Dentogenic means: originating from the teeth. Dentogenic sinus infections are caused by germs that enter the sinus cavity from the oral cavity. Successful treatment must first address the causative dental problem.
Besides the opening between sinus and nasal cavities, the thin bone lamella between oral and sinus cavities is another potential entryway for pathogens. Long lasting inflammations in the root region of molars, inflammations around implants (periimplantitis) and upper jaw cysts may dissolve the bony sinus floor, releasing bacteria into the sinus.

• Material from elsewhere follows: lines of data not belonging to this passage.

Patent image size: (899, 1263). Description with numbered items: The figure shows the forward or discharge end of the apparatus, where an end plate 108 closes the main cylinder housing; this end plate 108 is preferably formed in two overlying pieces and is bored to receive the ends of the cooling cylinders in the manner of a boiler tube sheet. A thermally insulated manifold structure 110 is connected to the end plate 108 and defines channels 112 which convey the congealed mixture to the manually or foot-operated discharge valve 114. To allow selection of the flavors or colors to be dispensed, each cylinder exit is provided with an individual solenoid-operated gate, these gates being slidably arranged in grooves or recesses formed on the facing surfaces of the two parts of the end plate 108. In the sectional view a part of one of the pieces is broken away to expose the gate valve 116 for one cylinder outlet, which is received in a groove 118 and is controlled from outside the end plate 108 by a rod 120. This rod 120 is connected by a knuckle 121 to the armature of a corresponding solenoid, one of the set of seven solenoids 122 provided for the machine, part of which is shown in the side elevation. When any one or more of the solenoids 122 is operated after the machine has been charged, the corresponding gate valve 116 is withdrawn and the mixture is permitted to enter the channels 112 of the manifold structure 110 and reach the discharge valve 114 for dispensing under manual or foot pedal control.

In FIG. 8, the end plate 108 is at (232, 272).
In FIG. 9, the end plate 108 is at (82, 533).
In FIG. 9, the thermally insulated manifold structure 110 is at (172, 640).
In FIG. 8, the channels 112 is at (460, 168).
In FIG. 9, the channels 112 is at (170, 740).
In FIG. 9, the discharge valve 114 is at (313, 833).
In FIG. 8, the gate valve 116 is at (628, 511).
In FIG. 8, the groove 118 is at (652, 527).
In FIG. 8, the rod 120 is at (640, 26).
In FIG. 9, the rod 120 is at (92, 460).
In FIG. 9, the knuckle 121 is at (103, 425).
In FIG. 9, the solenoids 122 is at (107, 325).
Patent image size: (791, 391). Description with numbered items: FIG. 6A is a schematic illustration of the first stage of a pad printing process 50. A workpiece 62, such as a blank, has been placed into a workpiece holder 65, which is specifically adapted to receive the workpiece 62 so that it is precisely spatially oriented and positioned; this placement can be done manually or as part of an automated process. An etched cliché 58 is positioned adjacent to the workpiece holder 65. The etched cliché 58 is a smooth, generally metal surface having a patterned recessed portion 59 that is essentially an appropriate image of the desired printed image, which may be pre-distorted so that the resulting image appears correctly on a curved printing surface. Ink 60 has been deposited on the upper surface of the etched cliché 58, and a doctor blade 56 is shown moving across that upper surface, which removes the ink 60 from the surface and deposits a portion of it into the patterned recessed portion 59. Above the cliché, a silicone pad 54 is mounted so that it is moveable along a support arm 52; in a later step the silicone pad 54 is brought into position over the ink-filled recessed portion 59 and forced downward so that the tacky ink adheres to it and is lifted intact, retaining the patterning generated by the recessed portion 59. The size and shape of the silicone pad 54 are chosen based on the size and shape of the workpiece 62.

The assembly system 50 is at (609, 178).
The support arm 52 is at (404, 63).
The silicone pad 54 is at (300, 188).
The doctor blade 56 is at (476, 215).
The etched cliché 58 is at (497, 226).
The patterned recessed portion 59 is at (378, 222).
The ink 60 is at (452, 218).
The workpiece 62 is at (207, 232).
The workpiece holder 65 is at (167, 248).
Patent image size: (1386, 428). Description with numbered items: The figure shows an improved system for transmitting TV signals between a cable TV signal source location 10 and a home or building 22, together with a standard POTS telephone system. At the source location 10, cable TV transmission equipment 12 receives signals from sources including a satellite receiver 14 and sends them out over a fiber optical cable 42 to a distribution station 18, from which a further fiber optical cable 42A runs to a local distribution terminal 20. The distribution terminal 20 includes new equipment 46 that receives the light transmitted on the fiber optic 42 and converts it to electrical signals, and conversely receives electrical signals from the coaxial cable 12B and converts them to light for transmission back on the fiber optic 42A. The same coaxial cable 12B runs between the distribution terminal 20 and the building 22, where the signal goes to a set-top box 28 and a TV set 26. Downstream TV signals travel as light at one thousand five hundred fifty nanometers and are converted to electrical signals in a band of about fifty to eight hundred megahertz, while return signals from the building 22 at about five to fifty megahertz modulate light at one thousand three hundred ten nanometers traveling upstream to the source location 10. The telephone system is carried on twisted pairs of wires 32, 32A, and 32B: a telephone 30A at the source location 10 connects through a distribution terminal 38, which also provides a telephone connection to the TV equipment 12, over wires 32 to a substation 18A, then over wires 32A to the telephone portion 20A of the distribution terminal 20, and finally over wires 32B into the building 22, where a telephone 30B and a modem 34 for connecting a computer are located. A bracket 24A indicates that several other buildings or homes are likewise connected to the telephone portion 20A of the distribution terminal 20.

Perforation of the sinus floor may sometimes occur during a tooth extraction, root tip resection or implantation procedure. After each of these operations, the dentist or oral surgeon must verify whether an accidental perforation has occured.
The reliable test goes like this: Pinching their nose shut, patients build up pressure in the nasal cavity by exhaling into the nose. A perforation of the sinus floor will reveal itself by an audible leakage of air into the oral cavity (Unpleasant, we agree. But it needs to be done).
Any accidental hole in the sinus floor must be immediately closed with a flap of gum tissue to prevent complications, as pathogens or debris from a tooth entering the sinus cavity via this opening will infallibly cause a sinus infection. In rare cases, the long roots of the last two molars may grow through the floor into the sinus cavity. As long as those teeth are healthy, everything is fine. If an infection develops in their root region, however, it can easily spread into the sinus. If those molars are extracted, the resulting opening in the sinus floor must be closed immediately.
For successful treatment of a dentogenic sinusitis, the infection and inflammatory processes around teeth and gums must be addressed first. Inflamed root tips, periimplantitis, deep gingival pockets or upper jaw cysts may be responsible for a dentogenic sinusitis.
After these causes are treated with the appropriate methods by the dentist or oral surgeon, the sinus infection will resolve itself in most cases – provided that the nasal drain of the sinus cavity is free. Antibiotics may be prescribed to insure fast and complete healing. Special therapeutic indications (i.e., tooth debris in the sinus cavity) may warrant an osteoplastic sinus operation.